Nigeria spent 620 million dollars on the importation of raw sugar last year, the Executive Secretary of the National Sugar Development Council (NSDC), Dr Latif Busari, said in Abuja on Sunday.
Busari, who stated this at a forum of the News Agency of Nigeria (NAN), expressed regret that those who imported the raw material did not pay levies on more than 99 per cent of the imports.
The executive secretary, while noting that the country spent the average of 500 million dollars on sugar importation annually, said the bill might go up going by the demand for sugar.
“Right now we spend on the average, 500 million dollars in importing raw sugar; last year we spent actually about 620 million dollars importing raw sugar and going forward we believe it may go up a little bit, then it will start coming down.

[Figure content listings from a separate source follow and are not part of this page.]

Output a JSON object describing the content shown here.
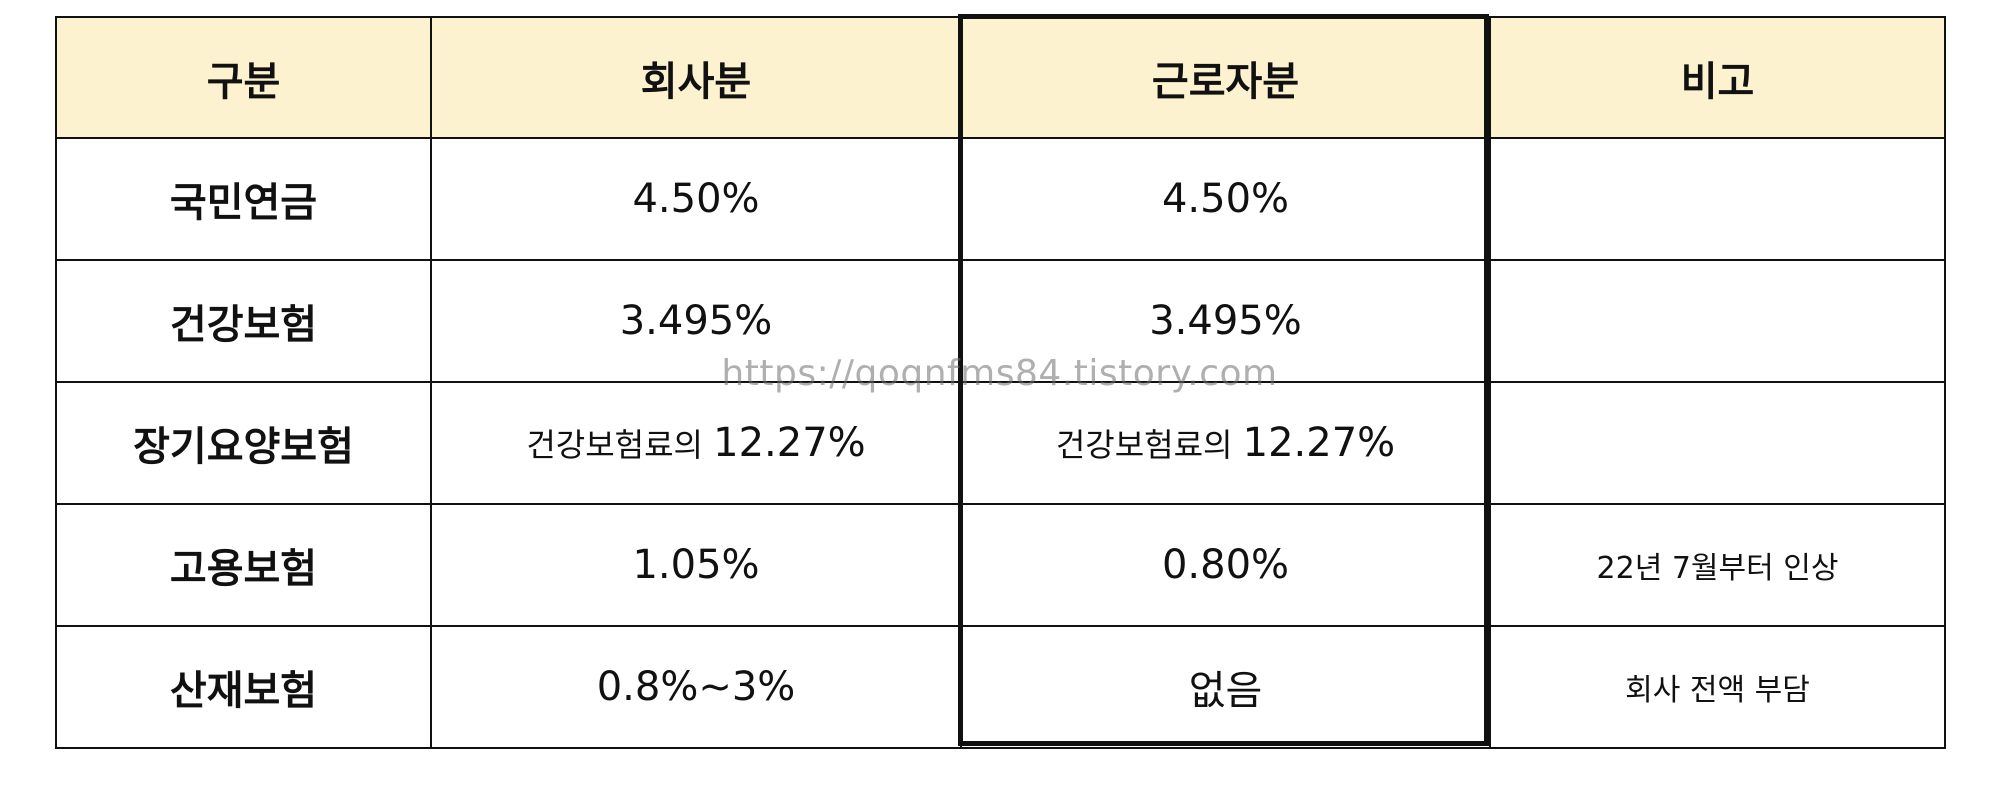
{
  "table": {
    "headers": [
      "구분",
      "회사분",
      "근로자분",
      "비고"
    ],
    "rows": [
      {
        "label": "국민연금",
        "company": "4.50%",
        "worker": "4.50%",
        "note": ""
      },
      {
        "label": "건강보험",
        "company": "3.495%",
        "worker": "3.495%",
        "note": ""
      },
      {
        "label": "장기요양보험",
        "company_prefix": "건강보험료의",
        "company_value": "12.27%",
        "worker_prefix": "건강보험료의",
        "worker_value": "12.27%",
        "note": ""
      },
      {
        "label": "고용보험",
        "company": "1.05%",
        "worker": "0.80%",
        "note": "22년 7월부터 인상"
      },
      {
        "label": "산재보험",
        "company": "0.8%~3%",
        "worker": "없음",
        "note": "회사 전액 부담"
      }
    ]
  },
  "watermark": "https://qoqnfms84.tistory.com",
  "colors": {
    "header_bg": "#fdf2d0",
    "border": "#111111"
  }
}
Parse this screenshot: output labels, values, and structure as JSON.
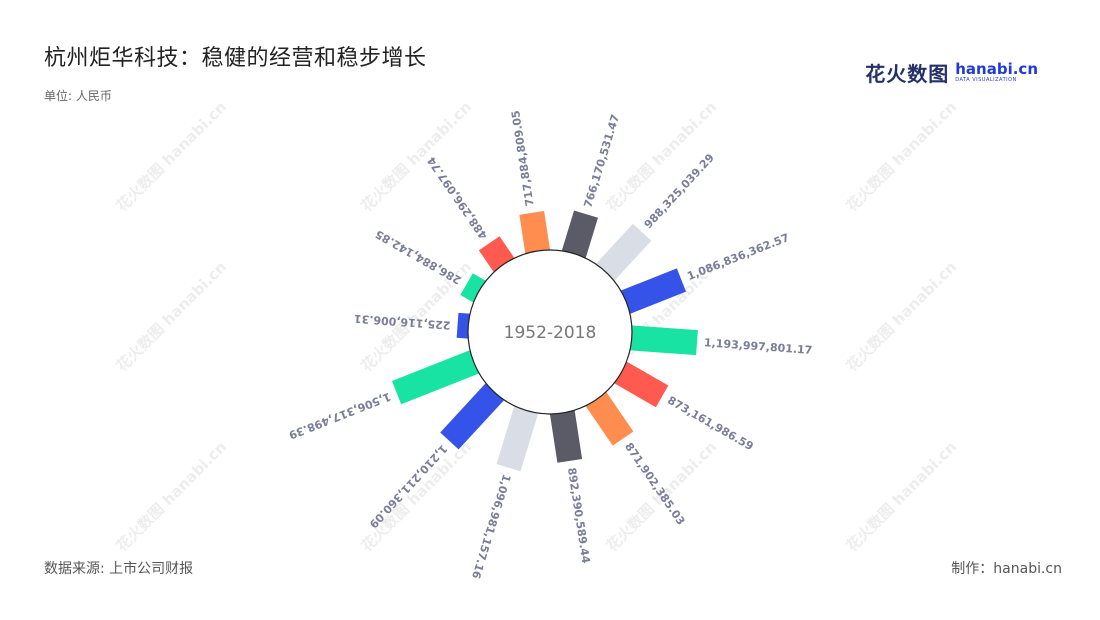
{
  "title": "杭州炬华科技：稳健的经营和稳步增长",
  "unit_label": "单位: 人民币",
  "source": "数据来源: 上市公司财报",
  "credit": "制作：hanabi.cn",
  "logo": {
    "cn": "花火数图",
    "en": "hanabi.cn",
    "sub": "DATA VISUALIZATION"
  },
  "watermark_text": "花火数图 hanabi.cn",
  "chart_data": {
    "type": "bar",
    "layout": "radial",
    "center_label": "1952-2018",
    "values": [
      766170531.47,
      988325039.29,
      1086836362.57,
      1193997801.17,
      873161986.59,
      871902385.03,
      892390589.44,
      1096981157.16,
      1210211360.09,
      1506317498.39,
      225116006.31,
      286884142.85,
      488296097.74,
      717884809.05
    ],
    "labels": [
      "766,170,531.47",
      "988,325,039.29",
      "1,086,836,362.57",
      "1,193,997,801.17",
      "873,161,986.59",
      "871,902,385.03",
      "892,390,589.44",
      "1,096,981,157.16",
      "1,210,211,360.09",
      "1,506,317,498.39",
      "225,116,006.31",
      "286,884,142.85",
      "488,296,097.74",
      "717,884,809.05"
    ],
    "colors": [
      "#5a5b66",
      "#d9dde6",
      "#3553e8",
      "#19e3a2",
      "#ff5a4f",
      "#ff8d4f",
      "#5a5b66",
      "#d9dde6",
      "#3553e8",
      "#19e3a2",
      "#3553e8",
      "#19e3a2",
      "#ff5a4f",
      "#ff8d4f"
    ],
    "label_color": "#7a7d99"
  }
}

“Because the demand for sugar according to our projection is going up a little bit, but then as it is going up we are putting in place measures to start local production.
“We believe that once we have all these investors in place and they start producing, as I said mainly from 2018, the import bill should start gradually reducing.’’

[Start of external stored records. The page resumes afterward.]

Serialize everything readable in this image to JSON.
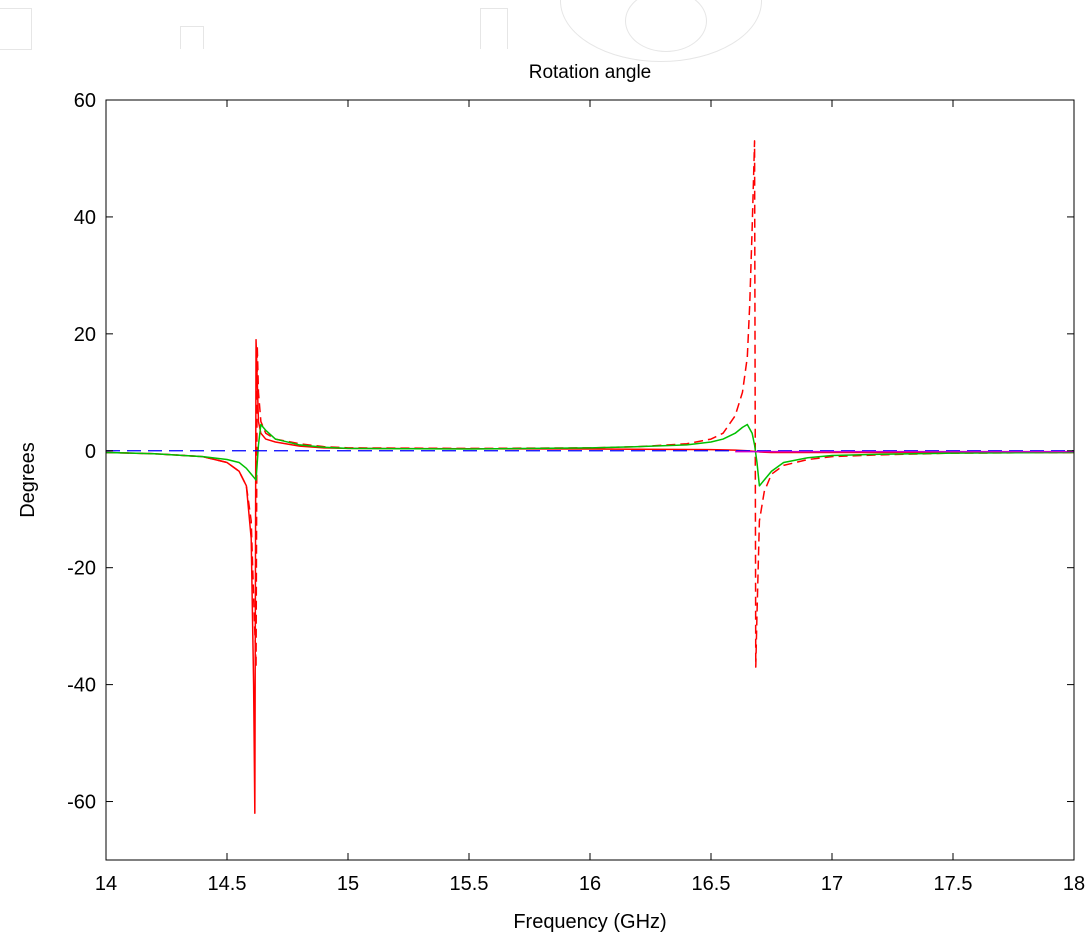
{
  "chart_data": {
    "type": "line",
    "title": "Rotation angle",
    "xlabel": "Frequency (GHz)",
    "ylabel": "Degrees",
    "xlim": [
      14,
      18
    ],
    "ylim": [
      -70,
      60
    ],
    "xticks": [
      14,
      14.5,
      15,
      15.5,
      16,
      16.5,
      17,
      17.5,
      18
    ],
    "yticks": [
      -60,
      -40,
      -20,
      0,
      20,
      40,
      60
    ],
    "xtick_labels": [
      "14",
      "14.5",
      "15",
      "15.5",
      "16",
      "16.5",
      "17",
      "17.5",
      "18"
    ],
    "ytick_labels": [
      "-60",
      "-40",
      "-20",
      "0",
      "20",
      "40",
      "60"
    ],
    "grid": false,
    "colors": {
      "red_solid": "#ff0000",
      "red_dashed": "#ff0000",
      "green": "#00c000",
      "blue": "#0000ff",
      "magenta": "#cc00cc"
    },
    "series": [
      {
        "color": "red_solid",
        "style": "solid",
        "x": [
          14,
          14.2,
          14.4,
          14.5,
          14.55,
          14.58,
          14.6,
          14.61,
          14.615,
          14.62,
          14.625,
          14.63,
          14.64,
          14.66,
          14.7,
          14.8,
          14.9,
          15,
          16,
          16.5,
          16.6,
          16.65,
          16.68,
          16.7,
          16.75,
          16.8,
          16.9,
          17,
          17.3,
          17.6,
          18
        ],
        "y": [
          -0.3,
          -0.5,
          -1,
          -2,
          -3.5,
          -6,
          -15,
          -40,
          -62,
          19,
          12,
          5,
          3,
          2,
          1.5,
          0.8,
          0.5,
          0.4,
          0.3,
          0.2,
          0.1,
          0,
          -0.1,
          -0.2,
          -0.3,
          -0.3,
          -0.3,
          -0.3,
          -0.3,
          -0.3,
          -0.3
        ]
      },
      {
        "color": "red_dashed",
        "style": "dashed",
        "x": [
          14,
          14.2,
          14.4,
          14.5,
          14.55,
          14.58,
          14.6,
          14.61,
          14.62,
          14.625,
          14.63,
          14.64,
          14.66,
          14.7,
          14.8,
          14.9,
          15,
          15.5,
          16,
          16.2,
          16.4,
          16.5,
          16.55,
          16.6,
          16.63,
          16.65,
          16.66,
          16.67,
          16.68,
          16.685,
          16.69,
          16.7,
          16.72,
          16.75,
          16.8,
          16.9,
          17,
          17.2,
          17.5,
          18
        ],
        "y": [
          -0.3,
          -0.5,
          -1,
          -2,
          -3.5,
          -6,
          -12,
          -25,
          -37,
          18,
          10,
          5,
          3,
          2,
          1.2,
          0.7,
          0.5,
          0.4,
          0.5,
          0.7,
          1.2,
          2,
          3,
          6,
          10,
          16,
          25,
          38,
          53,
          -37,
          -28,
          -12,
          -7,
          -4,
          -2.5,
          -1.5,
          -1,
          -0.7,
          -0.4,
          -0.3
        ]
      },
      {
        "color": "green",
        "style": "solid",
        "x": [
          14,
          14.2,
          14.4,
          14.5,
          14.55,
          14.58,
          14.6,
          14.62,
          14.63,
          14.64,
          14.66,
          14.7,
          14.8,
          14.9,
          15,
          15.5,
          16,
          16.2,
          16.4,
          16.5,
          16.55,
          16.6,
          16.63,
          16.65,
          16.67,
          16.68,
          16.69,
          16.7,
          16.72,
          16.75,
          16.8,
          16.9,
          17,
          17.2,
          17.5,
          18
        ],
        "y": [
          -0.3,
          -0.5,
          -1,
          -1.5,
          -2,
          -3,
          -4,
          -5,
          1,
          4.5,
          3.5,
          2,
          1,
          0.6,
          0.4,
          0.3,
          0.5,
          0.7,
          1,
          1.5,
          2,
          3,
          4,
          4.5,
          3,
          1,
          -2,
          -6,
          -5,
          -3.5,
          -2,
          -1.2,
          -0.8,
          -0.6,
          -0.4,
          -0.3
        ]
      },
      {
        "color": "blue",
        "style": "dashed",
        "x": [
          14,
          18
        ],
        "y": [
          0,
          0
        ]
      },
      {
        "color": "magenta",
        "style": "solid",
        "x": [
          16.6,
          18
        ],
        "y": [
          -0.15,
          -0.15
        ]
      }
    ]
  }
}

Busari expressed the hope that the country could save and use the money spent on sugar importation for economic development as soon as it started local production of sugar on the level that could achieve self-sufficiency.

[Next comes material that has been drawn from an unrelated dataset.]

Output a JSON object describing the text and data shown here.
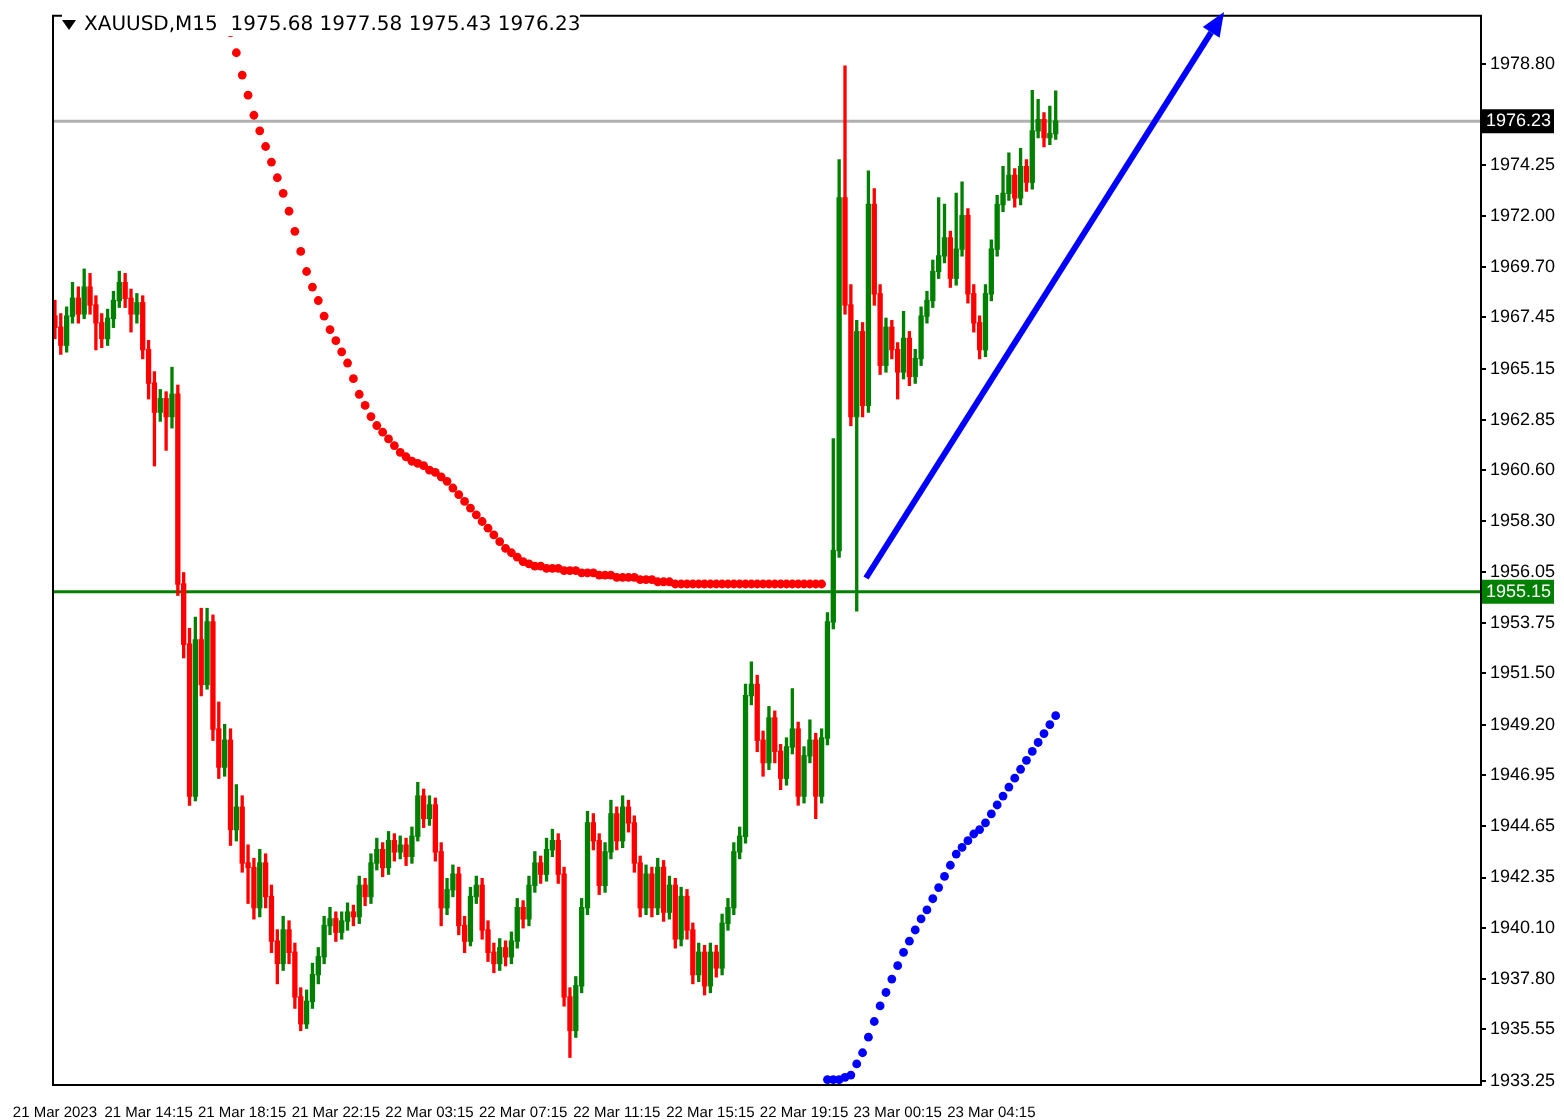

He said levies were not paid on over 99 per cent of the sugar imported into the country because of waivers granted to importers by government.
He said the law says that 10 per cent of the value of the raw sugar imported would be charged and that the money which is now called the Sugar Levy would be set aside for the development of the sector.
“We operated that one for a few years, then came in the refineries. When the refineries came they approached the government and asked for a waiver on that levy,” he stressed.
He noted that when the waiver was granted, the country was importing about 900,000 tonnes out of which 400,000 tonnes was raw sugar and it was able to still get some money on the levy from refined sugar.
“But as today over 99 per cent of the sugar imported into this country comes in raw and they don’t pay levy. So you have a situation where even the money is no longer there.
“One of the things that the new master plan has done is to say `no’, this has to change because overtime they are making that money and they are not ploughing it back into local production and that is why government now says `no’, everybody pays.
“Although we now have a different objectives not only don’t we want to import raw sugar we want the refiners to go back to the field and start producing their raw sugar; we don’t even want importation of refined sugar.’’
Busari said the new National Sugar Master Plan placed a high tariff on sugar import.
“For instance, for raw sugar import, they will pay 10 per cent duty and 50 per cent levy and that is graduated upward over time.
“The duty remains at 10 per cent, but the levy is graduated from 50 per cent up to 80 per cent and for the refined sugar, the duty is 20 per cent, while the level is graduated from 60 per cent to 85 per cent.’’
Busari said the whole idea behind this was to discourage refined sugar importation and encourage local production.